I snake my hand down lower. “I remember,” I say and it almost comes out as a moan as I dip my fingers into my panties.

“Are you touching yourself?” Bear asks.

“Yes, I am.”

“Good girl,” he says, his voice straining. “Push your panties down and spread your legs for me.”

I tear off my panties and spread my legs wide as if he were between them viewing what’s his. “Okay,” I say.

“Do you remember the first time I tasted you? The first time my tongue touched your clit, your pussy? Do you remember what it felt like when I fucked you with my tongue until you couldn’t take any more?”

Closing my eyes, I circle my clit with two fingers remembering in vivid detail every single thing that Bear is mentioning. His warm wet tongue, the tightening in my lower stomach when he relentlessly fucked me with it. Faster and faster I circle until I’m already close to the edge. “Yes,” I say.

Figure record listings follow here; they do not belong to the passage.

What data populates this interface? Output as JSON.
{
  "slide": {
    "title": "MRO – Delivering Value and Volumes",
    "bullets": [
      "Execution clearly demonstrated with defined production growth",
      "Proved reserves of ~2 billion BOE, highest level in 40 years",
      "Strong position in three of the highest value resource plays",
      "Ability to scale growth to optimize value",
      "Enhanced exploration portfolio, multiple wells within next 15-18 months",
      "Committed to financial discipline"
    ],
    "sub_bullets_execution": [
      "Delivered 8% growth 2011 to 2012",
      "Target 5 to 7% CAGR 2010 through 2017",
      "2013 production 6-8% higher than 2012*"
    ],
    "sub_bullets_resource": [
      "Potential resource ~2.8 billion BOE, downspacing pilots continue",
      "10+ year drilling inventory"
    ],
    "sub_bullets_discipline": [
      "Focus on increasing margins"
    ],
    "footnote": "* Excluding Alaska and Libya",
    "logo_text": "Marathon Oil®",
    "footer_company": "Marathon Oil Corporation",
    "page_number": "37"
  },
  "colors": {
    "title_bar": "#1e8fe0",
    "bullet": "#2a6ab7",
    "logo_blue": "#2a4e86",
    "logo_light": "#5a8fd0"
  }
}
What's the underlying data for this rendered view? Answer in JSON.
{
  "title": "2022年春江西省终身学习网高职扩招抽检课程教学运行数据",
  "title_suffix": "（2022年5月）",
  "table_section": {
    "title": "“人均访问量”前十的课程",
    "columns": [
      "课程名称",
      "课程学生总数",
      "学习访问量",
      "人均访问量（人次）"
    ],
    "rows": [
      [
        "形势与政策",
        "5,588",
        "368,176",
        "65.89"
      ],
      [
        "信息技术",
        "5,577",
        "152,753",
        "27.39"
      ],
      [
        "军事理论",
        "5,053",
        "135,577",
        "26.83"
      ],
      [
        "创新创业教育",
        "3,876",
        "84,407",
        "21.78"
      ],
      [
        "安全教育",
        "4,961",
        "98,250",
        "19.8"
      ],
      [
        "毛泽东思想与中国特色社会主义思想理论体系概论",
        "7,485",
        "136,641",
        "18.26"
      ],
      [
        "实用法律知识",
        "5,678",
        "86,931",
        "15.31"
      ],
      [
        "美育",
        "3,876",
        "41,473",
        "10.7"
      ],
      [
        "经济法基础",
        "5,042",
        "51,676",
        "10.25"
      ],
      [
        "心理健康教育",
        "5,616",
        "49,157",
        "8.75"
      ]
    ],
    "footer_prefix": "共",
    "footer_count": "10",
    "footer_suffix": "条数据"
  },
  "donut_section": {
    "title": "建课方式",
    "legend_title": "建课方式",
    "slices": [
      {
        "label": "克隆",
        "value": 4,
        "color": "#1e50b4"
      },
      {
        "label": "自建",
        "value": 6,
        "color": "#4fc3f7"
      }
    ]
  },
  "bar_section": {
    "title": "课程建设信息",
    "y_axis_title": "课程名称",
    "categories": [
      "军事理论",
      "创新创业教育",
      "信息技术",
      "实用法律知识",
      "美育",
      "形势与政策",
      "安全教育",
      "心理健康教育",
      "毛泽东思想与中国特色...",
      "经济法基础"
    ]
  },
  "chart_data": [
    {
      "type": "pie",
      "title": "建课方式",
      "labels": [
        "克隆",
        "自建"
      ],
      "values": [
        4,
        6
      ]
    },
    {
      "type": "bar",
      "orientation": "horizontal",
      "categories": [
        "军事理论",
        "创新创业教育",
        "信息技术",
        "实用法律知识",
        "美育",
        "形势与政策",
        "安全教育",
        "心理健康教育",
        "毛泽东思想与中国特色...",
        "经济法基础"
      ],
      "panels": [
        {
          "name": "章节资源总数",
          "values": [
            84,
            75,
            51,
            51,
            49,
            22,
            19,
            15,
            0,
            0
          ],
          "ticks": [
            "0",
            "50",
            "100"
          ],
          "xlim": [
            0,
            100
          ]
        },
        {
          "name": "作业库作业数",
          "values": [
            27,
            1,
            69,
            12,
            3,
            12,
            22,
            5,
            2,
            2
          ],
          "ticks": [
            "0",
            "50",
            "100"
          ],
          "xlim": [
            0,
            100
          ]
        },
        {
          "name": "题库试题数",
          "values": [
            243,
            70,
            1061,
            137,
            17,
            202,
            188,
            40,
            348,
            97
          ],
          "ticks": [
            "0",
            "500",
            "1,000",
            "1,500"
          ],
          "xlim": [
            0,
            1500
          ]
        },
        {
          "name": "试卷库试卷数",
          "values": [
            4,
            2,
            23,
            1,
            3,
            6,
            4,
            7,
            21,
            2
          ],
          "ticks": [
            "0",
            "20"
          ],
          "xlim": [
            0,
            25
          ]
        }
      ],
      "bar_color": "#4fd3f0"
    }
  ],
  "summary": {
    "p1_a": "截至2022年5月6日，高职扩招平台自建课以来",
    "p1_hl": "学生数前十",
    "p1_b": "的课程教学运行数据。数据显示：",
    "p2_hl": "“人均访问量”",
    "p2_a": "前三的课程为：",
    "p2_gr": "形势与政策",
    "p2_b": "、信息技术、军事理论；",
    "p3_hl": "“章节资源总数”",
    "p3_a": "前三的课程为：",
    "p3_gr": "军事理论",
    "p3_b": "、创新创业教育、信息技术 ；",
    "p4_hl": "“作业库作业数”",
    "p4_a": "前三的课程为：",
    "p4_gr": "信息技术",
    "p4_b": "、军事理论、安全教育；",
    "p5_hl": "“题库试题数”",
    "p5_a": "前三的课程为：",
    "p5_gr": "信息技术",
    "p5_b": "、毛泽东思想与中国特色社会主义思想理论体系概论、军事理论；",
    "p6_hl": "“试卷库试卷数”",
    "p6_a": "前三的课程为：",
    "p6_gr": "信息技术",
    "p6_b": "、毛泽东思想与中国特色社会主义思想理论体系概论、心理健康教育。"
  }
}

Bear chuckles. “Keep those legs spread wide. Remember what it felt like to hold on to my hair while my face was between your thighs.” Closer and closer I inch toward the edge, faster and faster I circle my clit. Then harder, until even the slightest of breezes might tip me over. “Bear,” I moan, “I’m so. I’m so…”

“I can’t wait to do that again. But I’m not going to let you come on my tongue next time,” Bear says, and suddenly I’m disappointed.

“You’re not?”

“No, because just when you are about to come in my mouth, I’m going to sit up and pull you onto my cock and slam into you. I’m going to fuck you. HARD. Until we’re both fucking screaming and coming, and coming some more.”

I fall, I fall, and I fall, and just as I am about to crash over the edge into the most beautiful orgasm I’ve ever had using my own hand, there is a commotion in the background. “Fuck. I gotta go, Ti.”

“Wait,” I pant, my eyes spring open. “When are you…?” I say, unsure of what exactly I’m going to ask.

“Love—” The “you” is cut off and the line goes dead. I hang my head between my knees. “He’s going to be okay,” I say aloud, trying to reassure myself.

I am high. I am sad. I am happy. I am anxious.